Ancelotti, il figlio Davide si sfoga: “Brutto e incomprensibile sentir parlare di “clan” Ancelotti”
Psg, Real Madrid, Bayern: curriculum di tutto rispetto per Davide Ancelotti. Tuttavia il cognome è troppo pesante per evitare l’etichetta di “raccomandato“, ma Davide non ci dà peso. “Lui è uno che delega molto, quindi lavorarci insieme vuol dire avere molte responsabilità” – precisa subito Ancelotti Junior attraverso il sito de La Gazzetta dello Sport – “Potersi confrontare ogni giorno con lui che per me, seppur di parte, è il migliore al mondo, è molto formativo. Sto imparando tanto. Poi sono contento di poter essere in contatto con mio padre tutti i giorni. Abbiamo un rapporto molto forte. Dopo anni di studio il mio primo incarico è stato al Psg. Ero il preparatore atletico alle giovanili. Poi al Real ero preparatore della prima squadra e al Bayern ero vice allenatore. Il club però all’inizio mi presentò come preparatore, per questo spesso si è fatto confusione sul mio ruolo”.

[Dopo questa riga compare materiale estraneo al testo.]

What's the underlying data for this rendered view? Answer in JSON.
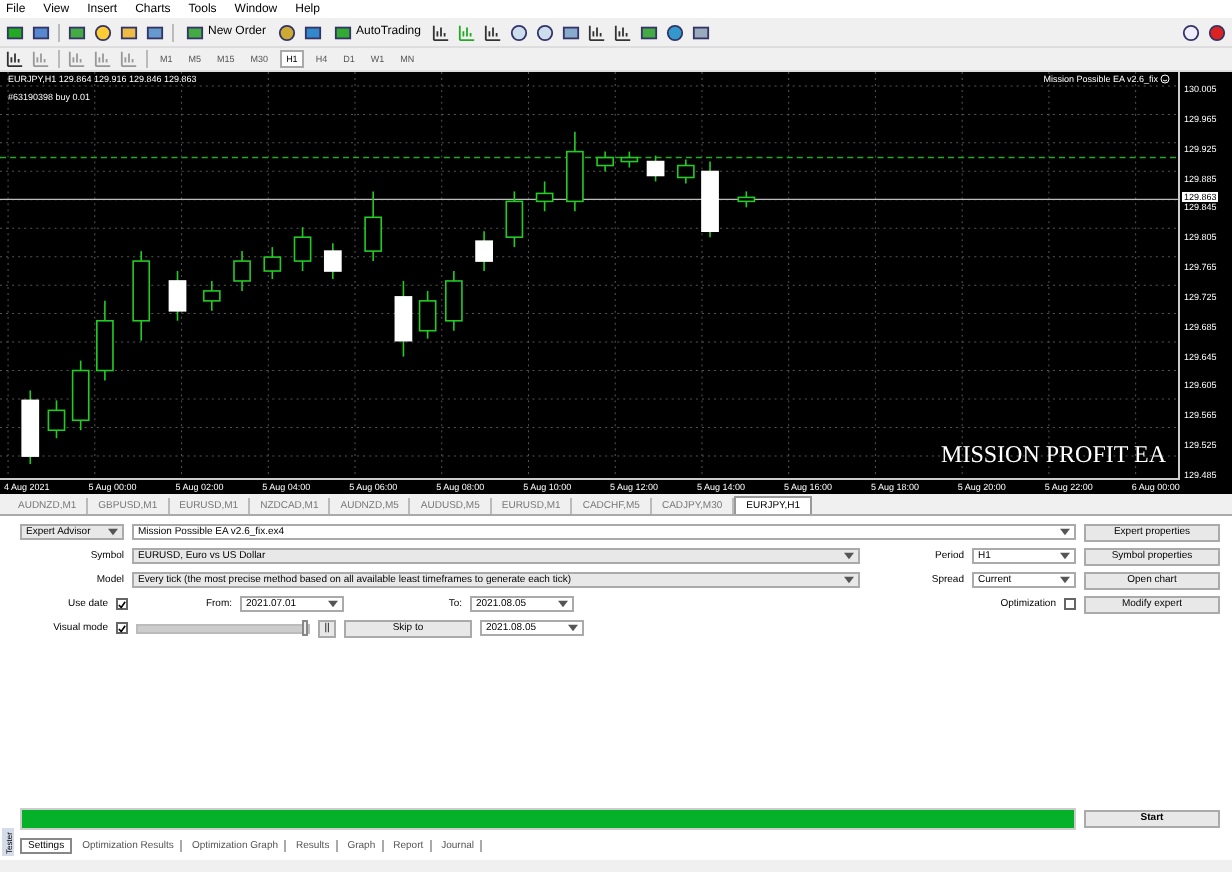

Differenze tra Liga, Ligue 1 e Bundesliga? “Sono Paesi diversi, in cui ci sono culture differenti. A Parigi abbiamo avuto qualche problema logistico. La società stava crescendo, ma c’era disorganizzazione. Sui campi delle giovanili non c’era l’acqua per farsi la doccia. A Madrid ti senti parte integrante di qualcosa di gigantesco, a Monaco è una famiglia. Non c’è un meglio o un peggio, siamo nel campo della soggettività. Sono un privilegiato. Ma voglio onorare il cognome che porto. Mi impegno perché so che se negli studi non sono il migliore poi qualcuno può dire che io sia raccomandato. Ma voglio meritarmi ogni cosa”.
Il Clan Ancelotti, verità o leggenda? “Ho letto, e dico che la realtà non è questa. Ogni tecnico ha il proprio staff, che si porta dietro. Un allenatore si fida del suo staff, che siano familiari o no. Come pure il bravissimo preparatore Giovanni Mauri, che lavora con noi e con suo figlio Francesco. Brutto, e anche incomprensibile, che nel nostro caso si parlasse di clan. Sono ancora sotto contratto, non posso parlarne ed è pure presto per farlo. Ma dal punto di vista professionale avevamo un bel rapporto, con tutti. Si dice che non si è davvero allenatori fino a quando non si è esonerati. Mio papà, a stagione in corso, non era ancora mai stato allontanato. Forse ora è finalmente allenatore. Anche questa esperienza ci servirà”.
In chiusura d’intervista si parla del futuro: “Non so, ma credo che papà torni a Vancouver. Poi dalla prossima stagione ricominciamo. E un giorno diventerò tecnico capo”.